Can Southeast Asian governments afford to cover the cost of meeting the region’s infrastructure spending requirements?
Southeast Asia’s public sector has traditionally been responsible for virtually all public and social infrastructure development in the subregion, up to 92%, but it has been unable to bridge the widening deficit between funding needs and actual capital spending. Tight public finances on account of increased energy costs and reallocation of funds to social protection and food security programs due to the COVID-19 pandemic and geopolitical risks have further limited government spending on infrastructure development.
Infrastructure financing requirements are extremely large and limited public funds stand in the way of sustained large-scale investments. There is a need to set a new standard in sourcing and mobilizing capital resources. While foreign direct investments (FDIs) have returned to pre-pandemic levels, ASEAN member countries have not been able to effectively tap them as the subregion receives only 11% of total global FDI inflows.

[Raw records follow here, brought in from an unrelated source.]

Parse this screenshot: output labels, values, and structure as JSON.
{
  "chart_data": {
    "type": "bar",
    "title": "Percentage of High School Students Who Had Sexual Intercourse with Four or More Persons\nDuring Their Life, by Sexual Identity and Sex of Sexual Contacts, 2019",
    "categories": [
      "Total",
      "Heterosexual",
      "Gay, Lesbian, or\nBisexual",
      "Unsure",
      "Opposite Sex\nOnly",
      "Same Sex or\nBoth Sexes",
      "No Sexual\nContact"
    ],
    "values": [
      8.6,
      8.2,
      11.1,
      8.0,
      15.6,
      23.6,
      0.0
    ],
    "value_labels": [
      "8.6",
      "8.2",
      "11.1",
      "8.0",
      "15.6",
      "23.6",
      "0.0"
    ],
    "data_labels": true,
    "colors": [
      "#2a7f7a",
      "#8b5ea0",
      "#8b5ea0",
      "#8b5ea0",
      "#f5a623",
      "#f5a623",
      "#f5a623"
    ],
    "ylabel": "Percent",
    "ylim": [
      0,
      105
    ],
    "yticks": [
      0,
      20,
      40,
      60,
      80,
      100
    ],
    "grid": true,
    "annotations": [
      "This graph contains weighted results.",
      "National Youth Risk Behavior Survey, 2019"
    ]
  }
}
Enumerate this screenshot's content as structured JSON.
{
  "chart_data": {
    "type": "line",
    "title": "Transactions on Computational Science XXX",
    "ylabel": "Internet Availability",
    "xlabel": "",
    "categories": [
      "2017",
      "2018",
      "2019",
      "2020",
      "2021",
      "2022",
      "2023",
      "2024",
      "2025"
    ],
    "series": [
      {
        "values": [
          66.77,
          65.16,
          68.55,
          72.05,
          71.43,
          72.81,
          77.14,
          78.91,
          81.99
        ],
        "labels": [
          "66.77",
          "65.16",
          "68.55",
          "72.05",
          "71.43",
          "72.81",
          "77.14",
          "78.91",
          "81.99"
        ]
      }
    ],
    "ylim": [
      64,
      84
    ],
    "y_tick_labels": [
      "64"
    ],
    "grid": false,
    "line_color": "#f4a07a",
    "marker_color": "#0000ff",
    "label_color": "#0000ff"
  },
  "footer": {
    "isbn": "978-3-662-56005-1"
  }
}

Another impediment is the perception that infrastructure funding is a public responsibility, and this has kept private investors at bay as few participation opportunities are made available to them. In addition, political instability, weak governance, inadequate regulatory capacity, and the absence of a solid pipeline of viable investment-ready projects also contribute to underinvestment in infrastructure. These projects often involve high up-front capital cost, long gestation periods, risk of uncertain return, and a social benefit that may not meet the financial risk–return appetite of private investors. These obstacles and perceptions have prevented the mobilization of vital funds resulting in stalled investment decisions.
So how do we address these constraints? Do we have measures that can fill the infrastructure financing gap now facing Southeast Asia?
There are wide-ranging constraints limiting infrastructure development but closing the infrastructure financing gap is doable. Innovative finance provides fresh approaches that could mobilize increased capital investment to close the infrastructure gap.
Innovative finance mechanisms refer to new and evolving models beyond commercial debt finance that act as a magnet to attract private and institutional investors for sustainable development. Some inventive mechanisms also crowd-in small investors for local projects that are unable to raise capital from traditional sources.
What sets apart innovative financing is it encourages collaboration among private, public, and institutional donors to inject much-needed capital into social and environmentally sustainable projects often ignored by capital markets that traditionally view them from a return-on-investment lens.
Innovative financing targets the private sector and large institutional funds by creating investment opportunities for collaboration on sustainable infrastructure projects that are usually outside the boundaries of their existing investment portfolio. It provides new sectors for investment through a combination of risk distribution, liquidity enhancement, volatility reduction, capital timeliness and adequacy, and positive risk-adjusted returns.
To ensure the success of these innovative financing mechanisms, countries across Southeast Asia need to ensure an enabling environment that promotes innovative financing solutions and sustained by the right technology that can mobilize funding to help bridge the infrastructure gap.